Napoléon gouverne par l’image : le pont d’Arcole peint par Gros, le sacre immortalisé par David, l’Empereur en majesté évoqué par Ingres. Représentations officielles que prolonge en les adaptant à une culture populaire, l’imagerie d’Epinal.

Napoléon façonne son personnage. C’est Bonaparte, jeune général de la campagne d’Italie : longue silhouette maigre, regard ardent, cheveux au vent, sabre toujours au côté. Puis c’est l’Empereur Napoléon, cheveux courts et visage rond, petit chapeau noir tourné à l’envers, redingote grise tranchant sur les uniformes rutilants des maréchaux, et souvent, dans une posture familière, la main dans le gilet. C’est créer un personnage facilement identifiable.

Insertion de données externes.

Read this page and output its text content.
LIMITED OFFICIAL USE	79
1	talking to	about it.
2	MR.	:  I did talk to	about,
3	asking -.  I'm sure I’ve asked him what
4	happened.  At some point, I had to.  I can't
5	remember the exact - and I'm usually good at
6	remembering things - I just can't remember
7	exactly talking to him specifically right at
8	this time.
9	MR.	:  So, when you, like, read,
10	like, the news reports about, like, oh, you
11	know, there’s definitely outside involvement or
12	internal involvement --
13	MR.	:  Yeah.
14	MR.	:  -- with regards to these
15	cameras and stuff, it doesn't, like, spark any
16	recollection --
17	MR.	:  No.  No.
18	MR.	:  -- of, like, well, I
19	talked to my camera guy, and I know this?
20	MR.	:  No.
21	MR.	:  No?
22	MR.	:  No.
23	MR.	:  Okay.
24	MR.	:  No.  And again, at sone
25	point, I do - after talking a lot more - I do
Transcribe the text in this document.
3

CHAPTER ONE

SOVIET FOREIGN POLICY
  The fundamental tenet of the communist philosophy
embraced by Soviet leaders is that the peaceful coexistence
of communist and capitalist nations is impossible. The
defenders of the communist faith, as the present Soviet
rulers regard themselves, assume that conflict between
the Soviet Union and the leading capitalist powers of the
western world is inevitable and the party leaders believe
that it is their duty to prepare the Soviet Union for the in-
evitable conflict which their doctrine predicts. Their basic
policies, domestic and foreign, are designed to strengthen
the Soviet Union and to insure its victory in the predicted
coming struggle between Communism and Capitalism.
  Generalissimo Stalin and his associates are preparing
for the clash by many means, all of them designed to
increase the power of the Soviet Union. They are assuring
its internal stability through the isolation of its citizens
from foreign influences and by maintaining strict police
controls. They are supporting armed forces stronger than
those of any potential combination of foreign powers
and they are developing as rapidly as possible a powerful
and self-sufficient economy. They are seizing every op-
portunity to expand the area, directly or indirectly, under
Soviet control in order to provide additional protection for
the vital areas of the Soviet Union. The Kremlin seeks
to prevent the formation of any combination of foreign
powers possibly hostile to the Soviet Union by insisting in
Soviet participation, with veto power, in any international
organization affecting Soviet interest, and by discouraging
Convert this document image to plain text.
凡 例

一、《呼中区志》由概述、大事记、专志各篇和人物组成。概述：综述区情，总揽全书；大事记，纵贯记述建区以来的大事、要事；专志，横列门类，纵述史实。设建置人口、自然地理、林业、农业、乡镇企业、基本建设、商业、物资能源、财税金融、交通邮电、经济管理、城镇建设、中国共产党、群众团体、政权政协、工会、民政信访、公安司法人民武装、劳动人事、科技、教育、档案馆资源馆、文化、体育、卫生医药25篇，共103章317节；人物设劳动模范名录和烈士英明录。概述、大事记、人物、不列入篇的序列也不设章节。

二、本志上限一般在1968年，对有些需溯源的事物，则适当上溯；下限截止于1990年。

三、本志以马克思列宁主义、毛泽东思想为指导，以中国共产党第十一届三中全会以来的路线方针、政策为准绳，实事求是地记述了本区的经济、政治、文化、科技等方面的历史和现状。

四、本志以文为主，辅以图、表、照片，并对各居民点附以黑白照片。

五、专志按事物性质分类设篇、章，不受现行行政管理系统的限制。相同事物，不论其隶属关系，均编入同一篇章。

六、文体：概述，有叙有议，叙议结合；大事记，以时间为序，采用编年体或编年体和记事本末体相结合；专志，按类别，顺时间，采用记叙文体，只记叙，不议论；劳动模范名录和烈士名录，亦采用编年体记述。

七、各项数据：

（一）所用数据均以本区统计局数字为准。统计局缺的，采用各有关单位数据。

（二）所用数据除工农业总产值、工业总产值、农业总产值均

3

L’histoire du Consulat et de l’Empire est riche en batailles spectaculaires : Austerlitz avec son étang glacé craquant sous le poids des fuyards russes (Eisenstein s’en souviendra dans son film Alexandre Nevsky), une armée ensevelie sous la neige lors de la retraite de Russie, les charges désespérées de Ney se brisant sur les carrés anglais à Waterloo. L’héroïsme est le plus beau des ressorts dramatiques.

Et pourrait-on concevoir une épopée sans figure féminine ? Voici Joséphine, épouse répudiée au milieu des larmes, Pauline, la sœur dévergondée, la douce et sensible maîtresse, Marie Walewska, Marie-Louise, l’infidèle autrichienne et Madame de Montholon, la dernière consolation à Sainte-Hélène.

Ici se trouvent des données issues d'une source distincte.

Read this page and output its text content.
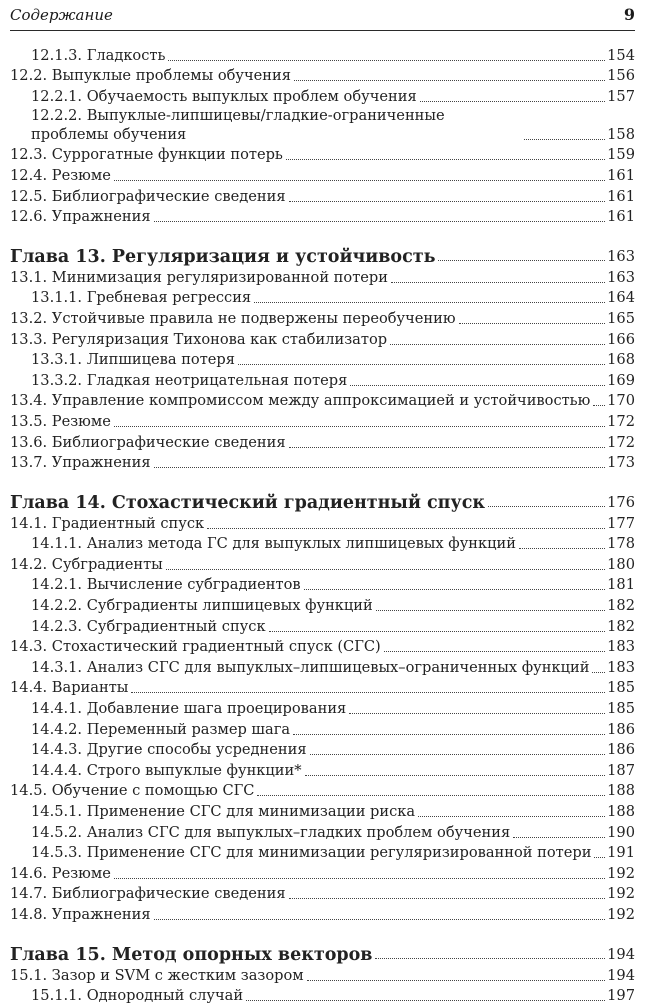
Содержание	9
12.1.3. Гладкость	154
12.2. Выпуклые проблемы обучения	156
12.2.1. Обучаемость выпуклых проблем обучения	157
12.2.2. Выпуклые-липшицевы/гладкие-ограниченные проблемы обучения	158
12.3. Суррогатные функции потерь	159
12.4. Резюме	161
12.5. Библиографические сведения	161
12.6. Упражнения	161
Глава 13. Регуляризация и устойчивость	163
13.1. Минимизация регуляризированной потери	163
13.1.1. Гребневая регрессия	164
13.2. Устойчивые правила не подвержены переобучению	165
13.3. Регуляризация Тихонова как стабилизатор	166
13.3.1. Липшицева потеря	168
13.3.2. Гладкая неотрицательная потеря	169
13.4. Управление компромиссом между аппроксимацией и устойчивостью 170
13.5. Резюме	172
13.6. Библиографические сведения	172
13.7. Упражнения	173
Глава 14. Стохастический градиентный спуск	176
14.1. Градиентный спуск	177
14.1.1. Анализ метода ГС для выпуклых липшицевых функций	178
14.2. Субградиенты	180
14.2.1. Вычисление субградиентов	181
14.2.2. Субградиенты липшицевых функций	182
14.2.3. Субградиентный спуск	182
14.3. Стохастический градиентный спуск (СГС)	183
14.3.1. Анализ СГС для выпуклых–липшицевых–ограниченных функций 183
14.4. Варианты	185
14.4.1. Добавление шага проецирования	185
14.4.2. Переменный размер шага	186
14.4.3. Другие способы усреднения	186
14.4.4. Строго выпуклые функции*	187
14.5. Обучение с помощью СГС	188
14.5.1. Применение СГС для минимизации риска	188
14.5.2. Анализ СГС для выпуклых–гладких проблем обучения	190
14.5.3. Применение СГС для минимизации регуляризированной потери 191
14.6. Резюме	192
14.7. Библиографические сведения	192
14.8. Упражнения	192
Глава 15. Метод опорных векторов	194
15.1. Зазор и SVM с жестким зазором	194
15.1.1. Однородный случай	197
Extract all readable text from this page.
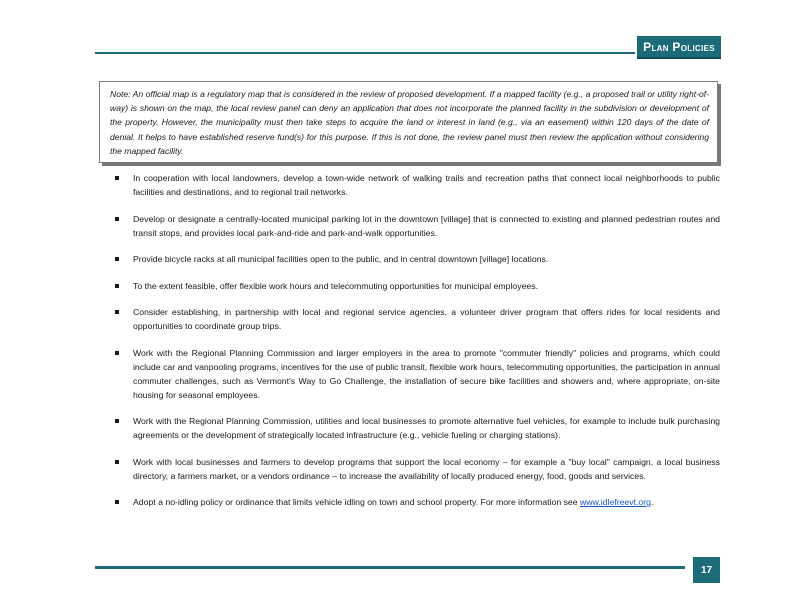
Plan Policies
Note: An official map is a regulatory map that is considered in the review of proposed development. If a mapped facility (e.g., a proposed trail or utility right-of-way) is shown on the map, the local review panel can deny an application that does not incorporate the planned facility in the subdivision or development of the property. However, the municipality must then take steps to acquire the land or interest in land (e.g., via an easement) within 120 days of the date of denial. It helps to have established reserve fund(s) for this purpose. If this is not done, the review panel must then review the application without considering the mapped facility.
In cooperation with local landowners, develop a town-wide network of walking trails and recreation paths that connect local neighborhoods to public facilities and destinations, and to regional trail networks.
Develop or designate a centrally-located municipal parking lot in the downtown [village] that is connected to existing and planned pedestrian routes and transit stops, and provides local park-and-ride and park-and-walk opportunities.
Provide bicycle racks at all municipal facilities open to the public, and in central downtown [village] locations.
To the extent feasible, offer flexible work hours and telecommuting opportunities for municipal employees.
Consider establishing, in partnership with local and regional service agencies, a volunteer driver program that offers rides for local residents and opportunities to coordinate group trips.
Work with the Regional Planning Commission and larger employers in the area to promote "commuter friendly" policies and programs, which could include car and vanpooling programs, incentives for the use of public transit, flexible work hours, telecommuting opportunities, the participation in annual commuter challenges, such as Vermont’s Way to Go Challenge, the installation of secure bike facilities and showers and, where appropriate, on-site housing for seasonal employees.
Work with the Regional Planning Commission, utilities and local businesses to promote alternative fuel vehicles, for example to include bulk purchasing agreements or the development of strategically located infrastructure (e.g., vehicle fueling or charging stations).
Work with local businesses and farmers to develop programs that support the local economy – for example a "buy local" campaign, a local business directory, a farmers market, or a vendors ordinance – to increase the availability of locally produced energy, food, goods and services.
Adopt a no-idling policy or ordinance that limits vehicle idling on town and school property. For more information see www.idlefreevt.org.
17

Indispensables sont les traîtres qui précipitent la chute du Héros. Peut-on trouver mieux que Talleyrand et Fouché, « le vice appuyé sur le bras du crime », écrira Chateaubriand.

Le malheur est indispensable à la gloire : Napoléon finit à Sainte-Hélène, tel Prométhée cloué sur son rocher tandis que son fils, l’Aiglon, agonise dans sa cage dorée de Schönbrunn.

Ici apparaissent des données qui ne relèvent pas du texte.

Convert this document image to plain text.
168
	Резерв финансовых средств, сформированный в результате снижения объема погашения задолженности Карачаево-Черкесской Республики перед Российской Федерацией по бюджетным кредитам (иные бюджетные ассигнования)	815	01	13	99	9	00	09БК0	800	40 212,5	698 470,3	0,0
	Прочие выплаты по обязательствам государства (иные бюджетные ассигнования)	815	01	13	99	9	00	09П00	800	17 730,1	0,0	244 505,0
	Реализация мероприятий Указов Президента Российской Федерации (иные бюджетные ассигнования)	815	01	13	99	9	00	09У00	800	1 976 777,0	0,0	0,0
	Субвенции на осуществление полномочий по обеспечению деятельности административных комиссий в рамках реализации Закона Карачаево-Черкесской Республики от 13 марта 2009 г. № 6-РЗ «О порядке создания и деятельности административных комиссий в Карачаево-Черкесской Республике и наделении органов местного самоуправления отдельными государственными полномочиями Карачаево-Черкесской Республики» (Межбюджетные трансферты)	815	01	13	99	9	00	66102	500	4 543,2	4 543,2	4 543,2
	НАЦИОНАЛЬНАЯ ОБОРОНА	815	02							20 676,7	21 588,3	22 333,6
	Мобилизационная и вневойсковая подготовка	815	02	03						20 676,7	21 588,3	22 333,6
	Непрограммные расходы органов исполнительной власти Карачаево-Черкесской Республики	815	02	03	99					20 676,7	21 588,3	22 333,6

Tous les ressorts dramatiques se retrouvent dans cette épopée.

Comment le cinéma aurait-il pu négliger Napoléon ? Dès 1897, Lumière met en scène la rencontre de Napoléon et du Pape à Fontainebleau. Suivront des Napoléon : américain (The Man of Destiny), russe (1812), anglais (The Battle of Waterloo), allemand (La Reine Louise), italien (Napoléon et Murat), suédois (Napoléon à l’Ile d’Elbe, où Viggo Larsen, le metteur en scène, compose un Napoléon très crédible) et belge (Le baiser de Napoléon de Machin qui va se spécialiser dans le genre avec notamment un Waterloo). C’est un déferlement au temps du cinéma muet.

Avec le parlant, Hollywood s’empare du personnage : les stars se réservent le rôle, de Charles Boyer à Marlon Brando. En France, Guitry fait rencontrer Bonaparte et Napoléon sur les Champs-Elysées (Remontons les Champs-Elysées), raconte Le destin fabuleux de Désirée Clary, met en scène les mots d’esprit de Talleyrand (Le Diable boiteux) et finit par une vie de Napoléon.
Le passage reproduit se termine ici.